We’ll find out in 2017 at some point. Steven Moffat and Mark Gatiss have a year to get out of the box they locked themselves in. Here’s hoping for a Great Houdini. Or a great Sherlock Holmes.
- The opening scenes – Watson in Afghanistan, meeting a friend, being introduced to Sherlock at the mortuary – were the same as the opening to the very first episode, A Study in Pink, with much of the same dialogue and even the same actor playing Watson’s friend.
- ‘Pure reason toppled by melodrama, your life in a nutshell’ – maybe, but it’s not a justification for unbelievable twists and poor plotting.
- ‘You can’t set a trap without bait.’ ‘My husband is not bait, Mr Holmes.’ ‘No, but he could be if we play our cards right.’
- ‘I fear she’s branched into literary criticism by means of satire; it is a distressing trend in the modern landlady.’ I feel like that’s a reference to something; not sure what though.
- Directing was okay, if a little more prosaic than in previous episodes. I liked the transition from the ghostly maze to Sherlock’s fingers.
- ‘We all have a past, Watson – ghosts: they are the shadows that define our every sunny day.’
- The scenes between Moriarty and Sherlock are great, and Andrew Scott and Benedict Cumberbatch play-off each other incredibly well. I can see why the writers are desperate to keep Moriarty in the show. If you don’t won’t to lose a character though, don’t kill them.
- What is the true reality: 21st century Sherlock dreaming the 19th century, or 19th century Sherlock imagining the future? It’s the former, obviously, unless 19th century Sherlock is so incredible he can accurately predict every single aspect of the 21st century, right down to the cultural references.
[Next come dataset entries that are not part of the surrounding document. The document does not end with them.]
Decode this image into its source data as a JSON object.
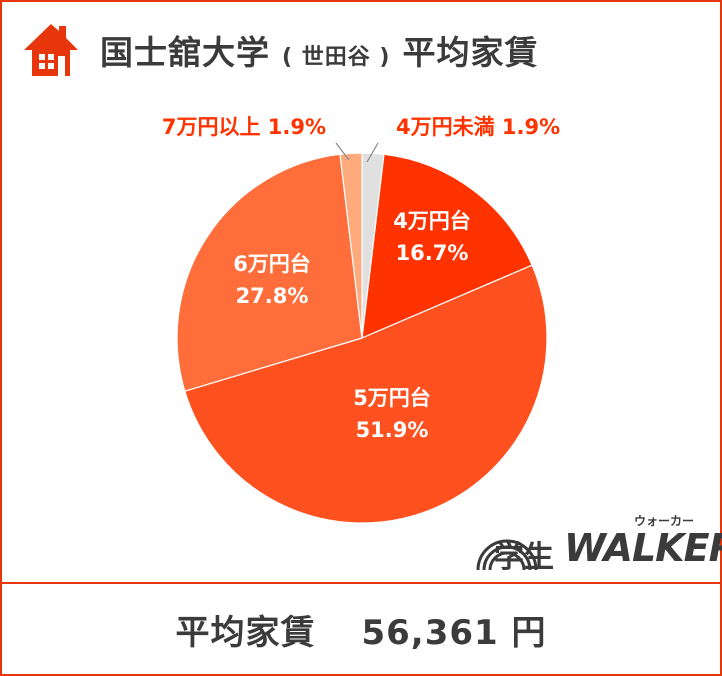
{
  "header": {
    "title_main": "国士舘大学",
    "title_campus": "( 世田谷 )",
    "title_suffix": "平均家賃"
  },
  "chart_data": {
    "type": "pie",
    "title": "国士舘大学 ( 世田谷 ) 平均家賃",
    "slices": [
      {
        "name": "4万円未満",
        "value": 1.9,
        "label": "1.9%",
        "color": "#e0e0e0"
      },
      {
        "name": "4万円台",
        "value": 16.7,
        "label": "16.7%",
        "color": "#ff3300"
      },
      {
        "name": "5万円台",
        "value": 51.9,
        "label": "51.9%",
        "color": "#ff5020"
      },
      {
        "name": "6万円台",
        "value": 27.8,
        "label": "27.8%",
        "color": "#ff6e3a"
      },
      {
        "name": "7万円以上",
        "value": 1.9,
        "label": "1.9%",
        "color": "#ffaa7d"
      }
    ],
    "label_color_inside": "#ffffff",
    "label_color_outside": "#ff3300",
    "start": "12 o'clock",
    "direction": "clockwise"
  },
  "logo": {
    "kanji": "学生",
    "name": "WALKER",
    "kana": "ウォーカー"
  },
  "footer": {
    "label": "平均家賃",
    "amount": "56,361 円"
  },
  "colors": {
    "accent": "#e8360c",
    "text": "#3b3b3b"
  }
}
- ‘Let’s not get into all that again’ Sherlock says of his fake death. Yes, let’s not, seeing as it was an awful low point for the show.
- ‘Socialists, anarchists, the French, the suffragettes… the Scots?’ ‘Are you aware of recent theories concerning what is called paranoia?’ ‘Ooh, sounds Serbian.’
- If the 19th century scenes took place in Sherlock’s head then every character should have come from his imagining. But why was Watson sexist? Does Sherlock see Watson as sexist? And his brother as, what, gluttonous? And Molly as… manly? I feel they could have done this better, assuming they tried to do it at all.
- Here’s a huge rebuttal I found online to the view that Stephen Moffat is sexist. I think it reaches quite a bit at times, but I found it an interesting read.
- Has Sherlock been a poor show for female characters? This episode’s obvious feminist theme made me wonder. I remember a pretty poor Guardian article arguing it was sexist, but nothing stands out for me as being particularly bad, although Watson’s wife Mary is a pretty useless and terrible character for the most part, to the extent I feel the need to prefix her name with ‘Watson’s wife’ everytime I mention her.